We exercise choice in almost every aspect of our lives - where we shop, how we dress, how we choose to spend our disposable income. Of course, choice is restricted by economic circumstances, but there is no evidence that state-imposed limitations on choice of public services diminish this.
An element of choice in state education can enable young people to escape from environments that are hostile to aspiration and educational achievement, such as the housing ghettos created after the Second World War. Authorities are rightly trying to remove these ghettos, by selective demolition and the introduction of new owner-occupied housing, but we have a long way to go.
Meanwhile, the right of a parent to seek a different educational environment for their child is socially positive and potentially infectious. Teachers know that educational success depends on good role models in school.

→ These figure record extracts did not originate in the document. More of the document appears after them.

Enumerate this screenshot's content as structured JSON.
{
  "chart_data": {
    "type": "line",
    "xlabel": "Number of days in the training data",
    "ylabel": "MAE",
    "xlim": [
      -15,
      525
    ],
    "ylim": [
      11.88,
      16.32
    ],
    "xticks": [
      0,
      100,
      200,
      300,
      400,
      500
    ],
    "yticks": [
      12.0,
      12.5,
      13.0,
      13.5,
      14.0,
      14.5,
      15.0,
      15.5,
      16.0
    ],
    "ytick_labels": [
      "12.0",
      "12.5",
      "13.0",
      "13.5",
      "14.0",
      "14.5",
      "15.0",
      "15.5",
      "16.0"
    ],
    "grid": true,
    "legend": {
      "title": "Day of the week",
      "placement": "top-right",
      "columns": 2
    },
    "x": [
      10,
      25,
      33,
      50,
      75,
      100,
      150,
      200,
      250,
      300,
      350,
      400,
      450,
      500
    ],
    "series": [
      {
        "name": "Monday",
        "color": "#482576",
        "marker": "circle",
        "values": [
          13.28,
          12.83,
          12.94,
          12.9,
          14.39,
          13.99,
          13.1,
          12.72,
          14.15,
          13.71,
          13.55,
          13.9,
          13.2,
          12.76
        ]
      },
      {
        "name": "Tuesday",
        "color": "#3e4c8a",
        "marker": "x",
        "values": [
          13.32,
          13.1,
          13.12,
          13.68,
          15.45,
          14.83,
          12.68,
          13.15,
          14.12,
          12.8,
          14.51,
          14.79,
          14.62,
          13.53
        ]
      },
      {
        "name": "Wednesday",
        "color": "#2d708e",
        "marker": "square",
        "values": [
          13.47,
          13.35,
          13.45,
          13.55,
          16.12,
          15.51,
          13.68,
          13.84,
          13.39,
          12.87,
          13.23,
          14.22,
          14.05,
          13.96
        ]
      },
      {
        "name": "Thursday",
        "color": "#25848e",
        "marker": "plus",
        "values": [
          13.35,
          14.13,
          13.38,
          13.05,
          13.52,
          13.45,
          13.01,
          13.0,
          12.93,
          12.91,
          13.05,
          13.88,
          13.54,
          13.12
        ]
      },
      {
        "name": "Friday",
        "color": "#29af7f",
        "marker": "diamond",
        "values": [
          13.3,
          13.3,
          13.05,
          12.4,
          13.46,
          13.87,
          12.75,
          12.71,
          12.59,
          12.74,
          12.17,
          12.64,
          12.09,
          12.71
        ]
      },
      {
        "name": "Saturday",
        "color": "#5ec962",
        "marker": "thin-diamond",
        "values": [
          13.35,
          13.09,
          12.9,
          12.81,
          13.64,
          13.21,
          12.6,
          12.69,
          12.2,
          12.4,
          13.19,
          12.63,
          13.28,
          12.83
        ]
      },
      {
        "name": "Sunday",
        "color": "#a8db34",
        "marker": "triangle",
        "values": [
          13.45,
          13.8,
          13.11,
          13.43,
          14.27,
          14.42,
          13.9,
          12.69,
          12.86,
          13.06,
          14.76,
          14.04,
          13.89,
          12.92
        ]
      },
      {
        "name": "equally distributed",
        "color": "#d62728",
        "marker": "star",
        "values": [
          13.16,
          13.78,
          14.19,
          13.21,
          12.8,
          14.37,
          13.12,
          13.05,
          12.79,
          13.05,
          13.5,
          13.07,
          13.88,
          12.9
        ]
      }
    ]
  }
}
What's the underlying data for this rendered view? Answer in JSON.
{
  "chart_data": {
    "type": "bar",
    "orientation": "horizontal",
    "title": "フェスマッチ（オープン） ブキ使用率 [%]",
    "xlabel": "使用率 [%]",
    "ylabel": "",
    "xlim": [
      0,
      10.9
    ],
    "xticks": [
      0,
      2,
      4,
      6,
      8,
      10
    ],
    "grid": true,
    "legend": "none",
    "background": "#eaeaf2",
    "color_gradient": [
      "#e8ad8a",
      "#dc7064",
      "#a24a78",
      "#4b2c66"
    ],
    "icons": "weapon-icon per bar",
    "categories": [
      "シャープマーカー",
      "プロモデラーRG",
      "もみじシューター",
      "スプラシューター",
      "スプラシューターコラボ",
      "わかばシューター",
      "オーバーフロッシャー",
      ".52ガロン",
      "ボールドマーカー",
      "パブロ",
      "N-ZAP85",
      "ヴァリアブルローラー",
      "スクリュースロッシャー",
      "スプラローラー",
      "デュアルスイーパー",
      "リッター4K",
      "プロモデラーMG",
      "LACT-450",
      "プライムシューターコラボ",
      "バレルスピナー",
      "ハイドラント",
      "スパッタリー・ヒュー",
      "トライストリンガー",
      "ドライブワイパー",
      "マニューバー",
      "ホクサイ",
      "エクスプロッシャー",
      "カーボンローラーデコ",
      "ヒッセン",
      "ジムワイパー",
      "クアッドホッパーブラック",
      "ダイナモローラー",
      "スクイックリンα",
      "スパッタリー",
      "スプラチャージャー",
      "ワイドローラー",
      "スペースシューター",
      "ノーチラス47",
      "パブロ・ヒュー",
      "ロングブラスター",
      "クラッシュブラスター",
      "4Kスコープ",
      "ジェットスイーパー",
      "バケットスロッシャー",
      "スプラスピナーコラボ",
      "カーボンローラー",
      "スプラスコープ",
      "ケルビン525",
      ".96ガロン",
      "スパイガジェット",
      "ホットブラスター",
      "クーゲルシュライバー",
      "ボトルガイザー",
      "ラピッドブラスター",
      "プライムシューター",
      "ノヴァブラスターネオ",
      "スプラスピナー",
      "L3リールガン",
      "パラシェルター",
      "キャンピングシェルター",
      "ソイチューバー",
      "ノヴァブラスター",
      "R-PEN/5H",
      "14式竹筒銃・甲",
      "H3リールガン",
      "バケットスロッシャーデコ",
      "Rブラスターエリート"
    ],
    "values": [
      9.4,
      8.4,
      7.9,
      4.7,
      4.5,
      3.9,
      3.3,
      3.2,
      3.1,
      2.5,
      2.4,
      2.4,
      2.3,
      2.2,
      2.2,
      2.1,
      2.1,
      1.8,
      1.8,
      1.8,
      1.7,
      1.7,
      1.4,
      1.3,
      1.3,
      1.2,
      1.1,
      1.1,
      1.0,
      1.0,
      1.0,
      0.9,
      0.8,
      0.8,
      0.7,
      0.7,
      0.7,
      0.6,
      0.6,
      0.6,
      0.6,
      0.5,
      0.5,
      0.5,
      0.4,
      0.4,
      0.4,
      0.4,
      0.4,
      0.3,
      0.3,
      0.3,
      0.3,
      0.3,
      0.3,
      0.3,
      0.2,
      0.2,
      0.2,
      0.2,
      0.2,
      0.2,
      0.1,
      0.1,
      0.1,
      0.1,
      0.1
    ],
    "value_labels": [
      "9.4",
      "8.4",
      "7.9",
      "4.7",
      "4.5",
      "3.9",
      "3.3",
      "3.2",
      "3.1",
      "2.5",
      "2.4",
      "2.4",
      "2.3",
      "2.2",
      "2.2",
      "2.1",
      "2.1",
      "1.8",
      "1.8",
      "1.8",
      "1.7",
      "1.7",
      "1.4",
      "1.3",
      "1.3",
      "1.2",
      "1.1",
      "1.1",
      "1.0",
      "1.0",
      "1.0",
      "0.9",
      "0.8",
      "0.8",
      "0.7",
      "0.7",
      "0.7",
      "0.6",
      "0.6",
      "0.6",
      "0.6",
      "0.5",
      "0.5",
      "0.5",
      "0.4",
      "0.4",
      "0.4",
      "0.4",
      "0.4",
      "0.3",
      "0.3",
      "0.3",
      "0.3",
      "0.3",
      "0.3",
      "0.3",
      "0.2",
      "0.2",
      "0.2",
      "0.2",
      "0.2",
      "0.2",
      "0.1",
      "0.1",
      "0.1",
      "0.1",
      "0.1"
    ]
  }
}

Neither Mr Peacock nor any other Labour politician has, to my knowledge, proposed to abolish the right of parents to make placing requests, including those across local authority borders. I have not heard any leading figure argue for the abolition of the specialist public sector music, dance and sports units and academies. Furthermore, Labour-controlled Glasgow and North Lanarkshire have plans for additional specialist provision, for example, in modern languages and vocational education at 16-18.
Choice and diversity will advance, but their advantages are not being punted or advertised by the educational establishment. To the extent that specialist local authority schools are not advertised, and the right of parents to make placing requests is played down, we ensure that the advantages of these provisions are likely to be confined to aspirational middle-class families.
Let's remove the political blockage that prevents initiatives of this kind from coming to the notice of the families and the children that would most benefit from them.
Fred Forrester, North Larches, Dunfermline.